1967 song by Charles Randolph Grean

"The Ballad of Bilbo Baggins" is a song composed by Charles Randolph Grean and performed by Leonard Nimoy, telling the story of Bilbo Baggins and his adventures in J. R. R. Tolkien's 1937 novel The Hobbit. The recording was featured on the 1968 album Two Sides of Leonard Nimoy, the second of Nimoy's albums on Dot Records. It was also released as a single (Dot Records Cat. #45-17028) in July 1967, backed with a "modern thought-image" folk song called "Cotton Candy".

When the single was originally released, Nimoy lip-synched to the recording during a guest appearance on the July 28, 1967 episode of Malibu U, a short-lived variety television series. This segment survives as a "music video" and shows Nimoy (wearing his Star Trek hairstyle as the series was in the midst of production of its second season at the time) and a group of color-coordinated young women, all wearing plastic pointed ears (presumably like Vulcans as Hobbits only had slightly pointed ears in Tolkien's writing), singing and dancing an overtly strange, hopping-waddling dance on a beach. Clothing and random objects would fly up from behind a hill, and a variety of buttons with typical Hobbit/Star Trek slogans ("Hobbits Unite!", "Admit Middle-earth to the U.N.!", "What's a Leonard Nimoy?") were occasionally visible.

According to the Demented Music Database, between 1974 and 2024, the song was played more than 100 times on the Dr. Demento Show. It was also included on the two-disc compilation album, Dementia 2000: Dr. Demento's 30th Anniversary Collection.

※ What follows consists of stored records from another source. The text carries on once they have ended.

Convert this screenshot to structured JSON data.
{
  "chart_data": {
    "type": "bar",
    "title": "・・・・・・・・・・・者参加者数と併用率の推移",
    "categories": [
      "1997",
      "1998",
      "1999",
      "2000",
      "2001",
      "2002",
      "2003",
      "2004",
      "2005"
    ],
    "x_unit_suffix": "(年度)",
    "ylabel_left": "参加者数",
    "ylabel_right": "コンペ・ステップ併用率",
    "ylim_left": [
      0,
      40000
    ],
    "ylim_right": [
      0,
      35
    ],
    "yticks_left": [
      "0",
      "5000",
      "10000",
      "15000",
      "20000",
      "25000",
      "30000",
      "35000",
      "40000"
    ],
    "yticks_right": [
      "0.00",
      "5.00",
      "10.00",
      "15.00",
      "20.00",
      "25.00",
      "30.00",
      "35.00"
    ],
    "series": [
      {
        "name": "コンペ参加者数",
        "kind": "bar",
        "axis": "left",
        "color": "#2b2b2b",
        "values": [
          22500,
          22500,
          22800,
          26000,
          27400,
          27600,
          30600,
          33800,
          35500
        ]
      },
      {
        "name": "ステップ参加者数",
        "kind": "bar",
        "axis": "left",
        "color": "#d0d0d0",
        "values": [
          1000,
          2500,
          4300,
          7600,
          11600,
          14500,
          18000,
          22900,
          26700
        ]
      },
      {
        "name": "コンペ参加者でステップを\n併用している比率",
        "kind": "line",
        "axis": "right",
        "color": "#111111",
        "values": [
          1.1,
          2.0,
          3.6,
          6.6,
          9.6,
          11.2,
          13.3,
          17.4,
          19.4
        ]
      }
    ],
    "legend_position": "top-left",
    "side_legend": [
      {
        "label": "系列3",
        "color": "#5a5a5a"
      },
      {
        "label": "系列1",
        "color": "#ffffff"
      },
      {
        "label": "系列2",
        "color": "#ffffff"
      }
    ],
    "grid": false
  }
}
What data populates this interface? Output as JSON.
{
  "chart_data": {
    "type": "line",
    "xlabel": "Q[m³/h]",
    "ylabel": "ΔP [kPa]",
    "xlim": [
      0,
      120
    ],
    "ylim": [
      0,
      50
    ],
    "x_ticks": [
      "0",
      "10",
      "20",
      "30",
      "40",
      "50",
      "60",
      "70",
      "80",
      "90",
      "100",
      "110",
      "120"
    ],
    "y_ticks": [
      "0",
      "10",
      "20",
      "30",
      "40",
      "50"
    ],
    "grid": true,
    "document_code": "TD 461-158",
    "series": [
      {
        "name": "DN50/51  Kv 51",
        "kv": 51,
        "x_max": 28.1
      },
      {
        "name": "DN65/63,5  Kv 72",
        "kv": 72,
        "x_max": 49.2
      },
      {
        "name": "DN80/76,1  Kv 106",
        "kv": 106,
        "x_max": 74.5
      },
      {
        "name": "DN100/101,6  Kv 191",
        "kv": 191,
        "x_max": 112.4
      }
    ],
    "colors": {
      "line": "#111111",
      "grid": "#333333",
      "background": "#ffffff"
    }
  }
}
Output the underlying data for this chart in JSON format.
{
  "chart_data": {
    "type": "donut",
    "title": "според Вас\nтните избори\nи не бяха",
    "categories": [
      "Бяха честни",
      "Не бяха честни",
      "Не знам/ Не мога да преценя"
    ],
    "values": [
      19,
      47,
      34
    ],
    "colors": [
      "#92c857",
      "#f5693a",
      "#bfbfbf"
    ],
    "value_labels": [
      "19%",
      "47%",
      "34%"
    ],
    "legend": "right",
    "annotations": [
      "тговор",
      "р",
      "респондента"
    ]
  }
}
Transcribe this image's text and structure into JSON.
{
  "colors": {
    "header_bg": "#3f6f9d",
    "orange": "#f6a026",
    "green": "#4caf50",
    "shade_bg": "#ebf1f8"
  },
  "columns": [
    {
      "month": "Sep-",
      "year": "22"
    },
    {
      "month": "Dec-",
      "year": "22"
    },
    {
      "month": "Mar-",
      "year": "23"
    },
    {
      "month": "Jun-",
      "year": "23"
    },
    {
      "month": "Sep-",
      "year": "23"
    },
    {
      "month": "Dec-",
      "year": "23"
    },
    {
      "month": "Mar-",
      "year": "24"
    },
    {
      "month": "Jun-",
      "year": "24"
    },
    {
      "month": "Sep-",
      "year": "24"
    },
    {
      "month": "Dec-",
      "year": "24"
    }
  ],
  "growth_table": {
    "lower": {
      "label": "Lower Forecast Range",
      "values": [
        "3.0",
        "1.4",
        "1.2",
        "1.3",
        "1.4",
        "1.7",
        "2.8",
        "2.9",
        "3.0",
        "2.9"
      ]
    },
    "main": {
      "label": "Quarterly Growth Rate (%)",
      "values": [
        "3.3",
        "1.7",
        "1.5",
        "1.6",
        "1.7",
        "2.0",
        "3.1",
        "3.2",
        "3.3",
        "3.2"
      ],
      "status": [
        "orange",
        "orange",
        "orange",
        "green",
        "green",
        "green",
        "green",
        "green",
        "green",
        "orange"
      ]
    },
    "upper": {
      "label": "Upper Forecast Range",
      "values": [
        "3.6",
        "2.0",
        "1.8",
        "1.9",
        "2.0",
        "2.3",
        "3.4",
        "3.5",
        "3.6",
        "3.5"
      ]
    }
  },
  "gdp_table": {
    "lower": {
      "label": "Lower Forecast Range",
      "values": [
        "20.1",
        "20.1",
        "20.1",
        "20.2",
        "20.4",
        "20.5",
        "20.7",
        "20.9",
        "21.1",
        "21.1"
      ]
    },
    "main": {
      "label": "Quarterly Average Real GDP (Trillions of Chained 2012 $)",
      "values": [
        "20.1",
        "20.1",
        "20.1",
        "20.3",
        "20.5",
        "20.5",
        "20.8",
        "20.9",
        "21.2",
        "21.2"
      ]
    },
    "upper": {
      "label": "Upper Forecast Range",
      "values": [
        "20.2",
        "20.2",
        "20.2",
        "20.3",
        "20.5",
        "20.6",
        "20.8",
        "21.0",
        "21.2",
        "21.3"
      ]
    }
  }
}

Since its rediscovery on the BBC2 documentary Funk Me Up Scotty and propagation over the Internet, it has been treated as an example of 1960s camp. An excerpt from the musical number is included in the documentaries Ringers: Lord of the Fans about The Lord of the Rings fandom, and in For the Love of Spock. The song was also included in the 1993 Nimoy compilation album Highly Illogical.

== References to the song ==
An audio clip of the song was played as part of an answer on an episode of Jeopardy! aired January 5, 2006. The song was sampled by Bentley Rhythm Ace for their track "Theme From 'Gutbuster'" on their album For Your Ears Only, released in 2000. Segments of the song were shown during Bring Back... Star Trek, with Justin Lee Collins citing it as research into Leonard Nimoy.

In a 2013 Audi advertisement featuring Nimoy and Zachary Quinto (who played Spock in the Kelvin timeline films), Nimoy speaks the first few lines of the song, ending with "go Bilbo!".